STAYING IN SCHOOL?

On the surface, what Candace Parker did last night was admirable.
Her Tennessee Volunteers had just topped Rutgers and won the 2007 NCAA Women’s Tournament. The WNBA-eligible forward stood at half-court, smiling that smile, ready for someone to pop the question. And her answer was loud and definitive: “Why wouldn’t I come back and wear orange another year?” Then, she tugged on her white-and-orange Vols jersey. The crowd cheered.
It’s something most men simply won’t do. After LSU won the Sugar Bowl last January, quarterback JaMarcus Russell, likely the number one pick in the upcoming NFL Draft, hid behind a cloud of “checking out his options” and “talking things over with his family” when asked about his future.

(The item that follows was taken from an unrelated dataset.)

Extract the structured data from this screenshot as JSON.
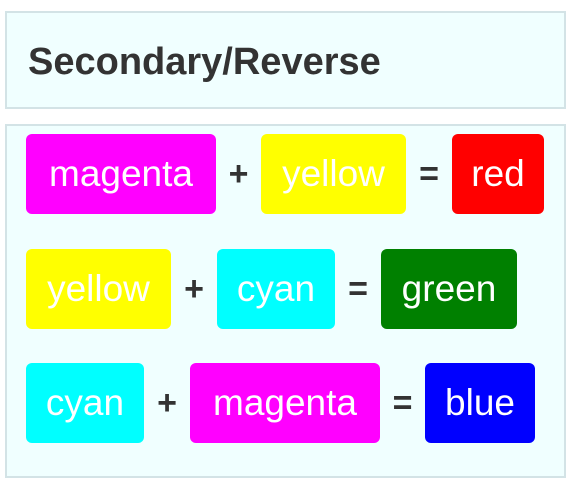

Fellow hoops stars Greg Oden and Kevin Durant have also kept their plans under wraps, both stating that they’d like to stay in school but also recognizing that they’re sitting on winning lottery tickets.
For Parker, though, her decision to stay in school actually wasn't really a decision at all. The New York Times ran an article today about the WNBA and the money that new players stand to make. The most notable aspects were the statistics about salaries for the current crop of American pro players. The top four players in the WNBA Draft this year (Parker would have gone first) stand to make just a shade over $43,000 per season. Overall, no player in the league can make more than $93,000 in a season. And during last night’s telecast of the Tennessee/Rutgers women’s title game, the commentators noted that, if she chose to, Parker could also opt to play in Russia for, get this, between $600,000 and $1 million. But, that, of course, would require her to move overseas.

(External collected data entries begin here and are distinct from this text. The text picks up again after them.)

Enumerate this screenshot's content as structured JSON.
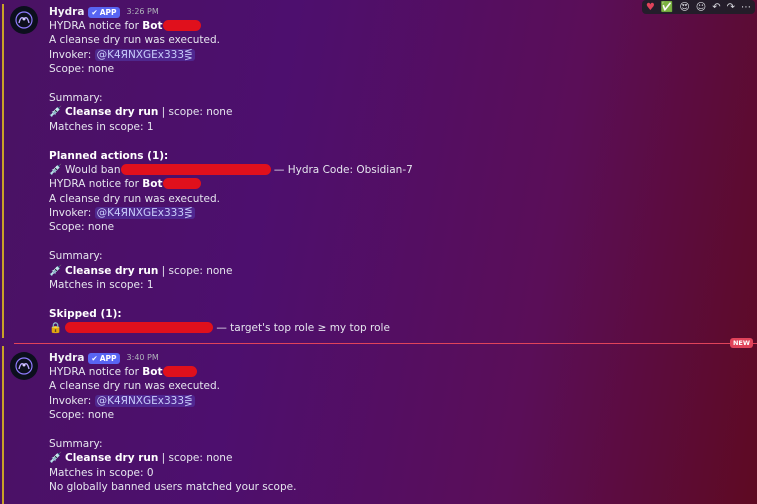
{
  "toolbar": {
    "icons": [
      "heart-icon",
      "check-icon",
      "heart-eyes-icon",
      "add-reaction-icon",
      "reply-icon",
      "forward-icon",
      "more-icon"
    ],
    "glyphs": [
      "♥",
      "✅",
      "😍",
      "☺",
      "↶",
      "↷",
      "⋯"
    ]
  },
  "messages": [
    {
      "author": "Hydra",
      "app_tag": "APP",
      "timestamp": "3:26 PM",
      "lines": {
        "notice": "HYDRA notice for ",
        "bot": "Bot",
        "executed": "A cleanse dry run was executed.",
        "invoker_label": "Invoker: ",
        "invoker": "@K4ЯNXGEx333⋚",
        "scope": "Scope: none",
        "summary": "Summary:",
        "run_bold": "Cleanse dry run",
        "run_rest": " | scope: none",
        "matches": "Matches in scope: 1",
        "planned": "Planned actions (1):",
        "would_ban": "Would ban",
        "hydra_code": " — Hydra Code: Obsidian-7",
        "skipped": "Skipped (1):",
        "skip_reason": " — target's top role ≥ my top role"
      }
    },
    {
      "author": "Hydra",
      "app_tag": "APP",
      "timestamp": "3:40 PM",
      "lines": {
        "notice": "HYDRA notice for ",
        "bot": "Bot",
        "executed": "A cleanse dry run was executed.",
        "invoker_label": "Invoker: ",
        "invoker": "@K4ЯNXGEx333⋚",
        "scope": "Scope: none",
        "summary": "Summary:",
        "run_bold": "Cleanse dry run",
        "run_rest": " | scope: none",
        "matches": "Matches in scope: 0",
        "none_found": "No globally banned users matched your scope."
      }
    }
  ],
  "divider_badge": "NEW",
  "colors": {
    "app_tag": "#5865f2",
    "redaction": "#e0101c",
    "new_divider": "#e0435a",
    "mention_text": "#c9cdfb"
  }
}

So, her options would be to stay in school for another year and get a degree, move away from everything she knows to play pro ball in another country or jump to the WNBA and make a comparably palsy salary?

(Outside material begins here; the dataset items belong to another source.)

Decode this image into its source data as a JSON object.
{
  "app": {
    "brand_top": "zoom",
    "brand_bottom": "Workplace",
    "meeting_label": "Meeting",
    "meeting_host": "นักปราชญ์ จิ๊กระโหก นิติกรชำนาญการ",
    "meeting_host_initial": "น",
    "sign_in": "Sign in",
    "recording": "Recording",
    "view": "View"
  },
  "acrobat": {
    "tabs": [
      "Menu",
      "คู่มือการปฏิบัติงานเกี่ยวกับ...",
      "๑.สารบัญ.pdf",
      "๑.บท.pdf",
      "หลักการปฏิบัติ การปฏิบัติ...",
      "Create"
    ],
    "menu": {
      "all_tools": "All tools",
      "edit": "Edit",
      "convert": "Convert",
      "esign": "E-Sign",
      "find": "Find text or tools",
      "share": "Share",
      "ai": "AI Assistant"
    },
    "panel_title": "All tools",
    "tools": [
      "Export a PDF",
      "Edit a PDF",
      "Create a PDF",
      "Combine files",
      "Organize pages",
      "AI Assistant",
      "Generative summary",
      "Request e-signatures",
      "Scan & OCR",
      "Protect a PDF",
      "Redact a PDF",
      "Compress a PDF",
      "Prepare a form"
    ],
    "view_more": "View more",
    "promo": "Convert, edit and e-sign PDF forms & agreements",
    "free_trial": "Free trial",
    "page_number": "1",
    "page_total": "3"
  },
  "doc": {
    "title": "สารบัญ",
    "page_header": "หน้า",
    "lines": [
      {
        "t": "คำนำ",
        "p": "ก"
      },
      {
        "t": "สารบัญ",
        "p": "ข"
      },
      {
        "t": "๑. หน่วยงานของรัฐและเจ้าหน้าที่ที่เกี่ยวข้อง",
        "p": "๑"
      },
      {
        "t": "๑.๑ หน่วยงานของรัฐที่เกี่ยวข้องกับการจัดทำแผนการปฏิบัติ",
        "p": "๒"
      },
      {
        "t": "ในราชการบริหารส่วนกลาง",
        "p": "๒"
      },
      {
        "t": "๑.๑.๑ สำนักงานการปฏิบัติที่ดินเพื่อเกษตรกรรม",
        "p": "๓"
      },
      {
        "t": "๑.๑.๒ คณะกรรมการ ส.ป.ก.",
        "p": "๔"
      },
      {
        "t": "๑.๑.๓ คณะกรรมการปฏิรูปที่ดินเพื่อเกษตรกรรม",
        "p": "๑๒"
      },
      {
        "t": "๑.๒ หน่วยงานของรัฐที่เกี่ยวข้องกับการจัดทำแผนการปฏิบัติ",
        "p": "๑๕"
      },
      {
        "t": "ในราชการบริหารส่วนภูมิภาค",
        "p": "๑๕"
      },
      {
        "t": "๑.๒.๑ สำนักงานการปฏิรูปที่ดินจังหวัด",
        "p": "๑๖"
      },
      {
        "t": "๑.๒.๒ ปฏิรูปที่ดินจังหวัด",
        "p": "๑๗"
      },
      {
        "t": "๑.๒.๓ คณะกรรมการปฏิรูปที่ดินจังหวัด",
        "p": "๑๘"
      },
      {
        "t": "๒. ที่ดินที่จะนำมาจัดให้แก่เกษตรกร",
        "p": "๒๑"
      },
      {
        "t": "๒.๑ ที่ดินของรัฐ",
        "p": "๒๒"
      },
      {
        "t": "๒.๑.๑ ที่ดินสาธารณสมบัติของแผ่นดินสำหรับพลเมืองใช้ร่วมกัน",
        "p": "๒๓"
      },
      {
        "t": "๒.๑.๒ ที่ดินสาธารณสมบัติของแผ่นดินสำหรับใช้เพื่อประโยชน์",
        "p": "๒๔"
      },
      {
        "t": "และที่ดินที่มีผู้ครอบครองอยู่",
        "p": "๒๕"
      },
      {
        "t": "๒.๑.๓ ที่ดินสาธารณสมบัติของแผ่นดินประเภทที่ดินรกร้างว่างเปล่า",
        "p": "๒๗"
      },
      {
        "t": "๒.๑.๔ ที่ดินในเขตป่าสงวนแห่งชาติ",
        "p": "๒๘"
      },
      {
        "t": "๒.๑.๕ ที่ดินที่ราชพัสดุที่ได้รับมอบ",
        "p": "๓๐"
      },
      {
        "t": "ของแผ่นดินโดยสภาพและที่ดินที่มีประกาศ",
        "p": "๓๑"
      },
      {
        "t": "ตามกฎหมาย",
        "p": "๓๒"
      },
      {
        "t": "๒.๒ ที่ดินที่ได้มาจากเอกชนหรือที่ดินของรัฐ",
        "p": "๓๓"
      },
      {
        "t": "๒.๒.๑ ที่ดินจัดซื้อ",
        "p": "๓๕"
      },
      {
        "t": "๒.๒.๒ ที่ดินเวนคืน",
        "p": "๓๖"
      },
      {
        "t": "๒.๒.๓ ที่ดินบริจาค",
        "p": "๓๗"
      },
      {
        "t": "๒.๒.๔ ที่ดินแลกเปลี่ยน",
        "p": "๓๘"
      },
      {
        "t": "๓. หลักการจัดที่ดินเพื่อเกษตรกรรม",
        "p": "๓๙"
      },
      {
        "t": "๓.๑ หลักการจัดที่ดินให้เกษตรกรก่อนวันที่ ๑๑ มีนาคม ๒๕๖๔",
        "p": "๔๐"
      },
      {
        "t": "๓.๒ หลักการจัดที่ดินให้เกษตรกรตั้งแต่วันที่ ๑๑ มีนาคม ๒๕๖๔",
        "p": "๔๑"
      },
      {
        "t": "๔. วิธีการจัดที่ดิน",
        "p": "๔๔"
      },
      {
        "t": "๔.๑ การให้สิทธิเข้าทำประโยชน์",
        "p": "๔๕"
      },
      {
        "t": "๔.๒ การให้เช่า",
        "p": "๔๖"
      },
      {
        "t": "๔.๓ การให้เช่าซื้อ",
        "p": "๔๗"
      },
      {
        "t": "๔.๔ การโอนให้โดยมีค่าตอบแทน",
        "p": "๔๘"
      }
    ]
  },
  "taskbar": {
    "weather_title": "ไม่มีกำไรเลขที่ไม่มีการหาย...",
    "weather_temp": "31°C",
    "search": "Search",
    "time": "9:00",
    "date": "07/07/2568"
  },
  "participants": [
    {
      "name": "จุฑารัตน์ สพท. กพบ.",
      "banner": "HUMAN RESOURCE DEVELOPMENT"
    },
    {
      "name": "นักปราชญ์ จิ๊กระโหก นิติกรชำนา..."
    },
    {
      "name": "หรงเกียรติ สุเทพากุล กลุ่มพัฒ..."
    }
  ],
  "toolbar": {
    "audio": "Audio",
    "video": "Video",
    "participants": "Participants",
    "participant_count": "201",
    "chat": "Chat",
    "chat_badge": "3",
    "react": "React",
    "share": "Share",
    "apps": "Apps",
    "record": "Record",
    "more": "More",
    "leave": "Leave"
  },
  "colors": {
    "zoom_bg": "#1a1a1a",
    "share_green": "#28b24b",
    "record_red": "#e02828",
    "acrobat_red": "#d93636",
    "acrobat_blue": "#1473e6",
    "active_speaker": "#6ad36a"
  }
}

Why wouldn’t she come back and wear orange another year?

Comments
1.
That Dude says:
$43Gs to play pro sports? under 100K for the best in the league? will women's basketball ever really start to make money? shouldn't there be some good sponsorship opps out there or something? your girl can't get an adidas contract and teach the truth to the youth? anyone got numbers on participation -- assuming more girls playing ball everyday, right? your girl can't catch a real check to promote that?